Appliqué à sa besogne, il n’avait pas la tête en l’air, au contraire les pieds sur terre et ne se berce pas d’illusions comme il écrit le 27 août en partance pour Berlin pour rejoindre le roi de Prusse « je crois jusqu’à présent n’avoir point donné de faux avis. Je ne veux pas non plus donner de fausses espérances ».

Il fait des jaloux, comme l’ambassadeur de France à La Haye qui pour se venger écrit « je ne dois pas vous dissimuler que le motif de son voyage (Voltaire) auprès du roi de Prusse n’est plus un secret » ! « Pas grave », dit d’Argenson, « Voltaire nous a transmis d’excellents renseignements ; nous espérons par la même occasion qu’il ramènera le roi de Prusse dans l’alliance avec la France ».

A Berlin, la mission est éventée, Frédéric informe « comme il avait quelques protecteurs à Versailles, il crut que cela était suffisant pour se donner des airs de négociateur, il n’avait point de créditif et sa mission devint un jeu, une simple plaisanterie ». Les choses vont plus loin, l’ambassadeur à Berlin reçoit des lettres l’avertissant que son ambassade « va en diminuant à cause de l’influence de Voltaire », lui le rassurait en affirmant qu’il « n’aspirait qu’à être son secrétaire », et vis-à-vis de Frédéric, Voltaire admit qu’on lui avait « suggérer de cultiver les sentiments d’estime réciproque subsistant entre les deux monarques ».

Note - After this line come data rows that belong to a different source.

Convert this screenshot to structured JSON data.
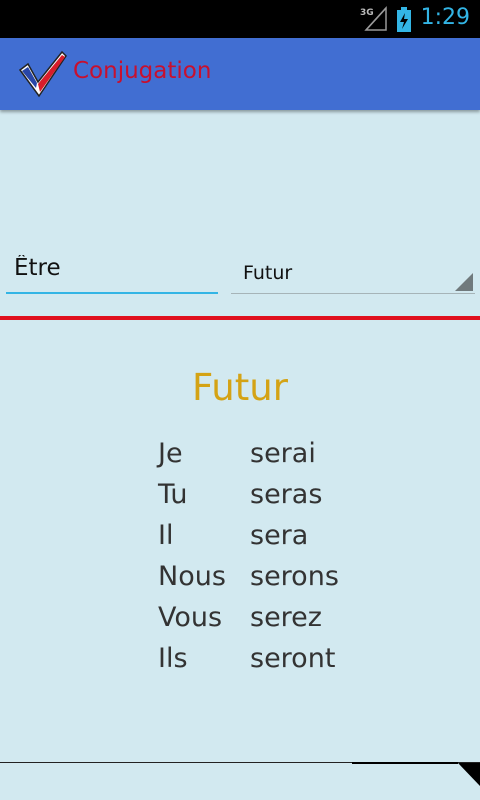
{
  "status_bar": {
    "network": "3G",
    "time": "1:29"
  },
  "app": {
    "title": "Conjugation",
    "brand_color": "#c8102e",
    "bar_color": "#416ed2"
  },
  "form": {
    "verb_value": "Être",
    "tense_selected": "Futur"
  },
  "result": {
    "heading": "Futur",
    "rows": [
      {
        "pronoun": "Je",
        "form": "serai"
      },
      {
        "pronoun": "Tu",
        "form": "seras"
      },
      {
        "pronoun": "Il",
        "form": "sera"
      },
      {
        "pronoun": "Nous",
        "form": "serons"
      },
      {
        "pronoun": "Vous",
        "form": "serez"
      },
      {
        "pronoun": "Ils",
        "form": "seront"
      }
    ]
  },
  "icons": {
    "signal": "signal-3g-icon",
    "battery": "battery-charging-icon",
    "logo": "checkmark-logo-icon",
    "dropdown": "dropdown-caret-icon"
  }
}
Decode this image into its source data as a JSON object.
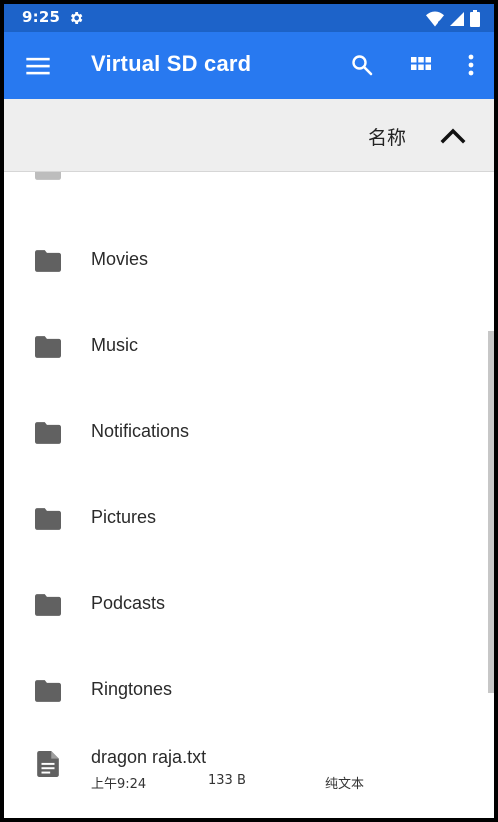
{
  "status": {
    "time": "9:25",
    "icons": [
      "gear-icon",
      "wifi-icon",
      "signal-icon",
      "battery-icon"
    ]
  },
  "appbar": {
    "title": "Virtual SD card",
    "icons": [
      "menu-icon",
      "search-icon",
      "grid-view-icon",
      "more-vert-icon"
    ],
    "color": "#2879f0"
  },
  "sort": {
    "label": "名称",
    "icon": "chevron-up-icon"
  },
  "folders": [
    {
      "name": "Movies"
    },
    {
      "name": "Music"
    },
    {
      "name": "Notifications"
    },
    {
      "name": "Pictures"
    },
    {
      "name": "Podcasts"
    },
    {
      "name": "Ringtones"
    }
  ],
  "file": {
    "name": "dragon raja.txt",
    "time": "上午9:24",
    "size": "133 B",
    "type": "纯文本"
  }
}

Tout ceci s’apaise après un petit voyage dans la famille du roi de Prusse en Allemagne. Voltaire reprend son courrier pour Versailles en septembre puis en octobre et mentionne « le roi de Prusse veut beaucoup de mal au roi d’Angleterre » et rentre en France avec un mot oral de Frédéric II pour Louis XV « que la France déclare la guerre à l’Angleterre et je marche » ! Voltaire quitte Berlin le 12 octobre 1743, la France déclare la guerre à l’Angleterre le 15 mars 1744, Frédéric prend l’offensive avec 80 000 hommes ! Mission réussie !

De la cour de Versailles à la retraite de Ferney

Voltaire est récompensé : Versailles lui passe commande du divertissement pour le mariage du dauphin avec l’infante d’Espagne, est nommé un mois plus tard historiographe du roi, l’année suivante il est accueillit à l’Académie française et est fait gentilhomme ordinaire de la chambre. Pour autant, Voltaire se prend au jeu d’être un homme de Cour, d’abord auprès de Louis XV à Versailles, puis auprès de Frédéric II de Prusse à Berlin. Cependant, il n’aime guère son statut et se brouille avec le despote éclairé.

Il quitte l’Allemagne en 1753 pour s’installer avec Mme Denis, sa nièce et compagne, à Ferney, près de Genève. La France lui a refusé l’asile, Louis XV n’appréciant guère son sarcasme et son école de pensée.  Son retour ovationné par le peuple à Paris devra attendre l’aube de sa mort survenant le 30 mai 1778. Honneur suprême, sa dépouille est transférée au panthéon le 11 juillet 1791, consacrant sa place dans le siècle des Lumières. Sur son cercueil est inscrit : « Il agrandit l’esprit humain, et lui apprit à être libre ».

Voltaire, homme de lettres

Si aujourd’hui, Voltaire est passé à la postérité principalement avec ses contes philosophiques, sa vie d’homme de lettres a avant tout débuté avec la poésie et le théâtre. Immense dramaturge pour lequel il voulait être connu, Voltaire publie de très nombreuses pièces dans la ligné de Boileau et de Racine, retenons parmi plus d’une cinquantaine : Œdipe (1718), Zaïre (1732), Mahomet ou le Fanatisme (1741). On retiendra aussi également sa pléthorique correspondance épistolaire (plus de 20 000 lettres).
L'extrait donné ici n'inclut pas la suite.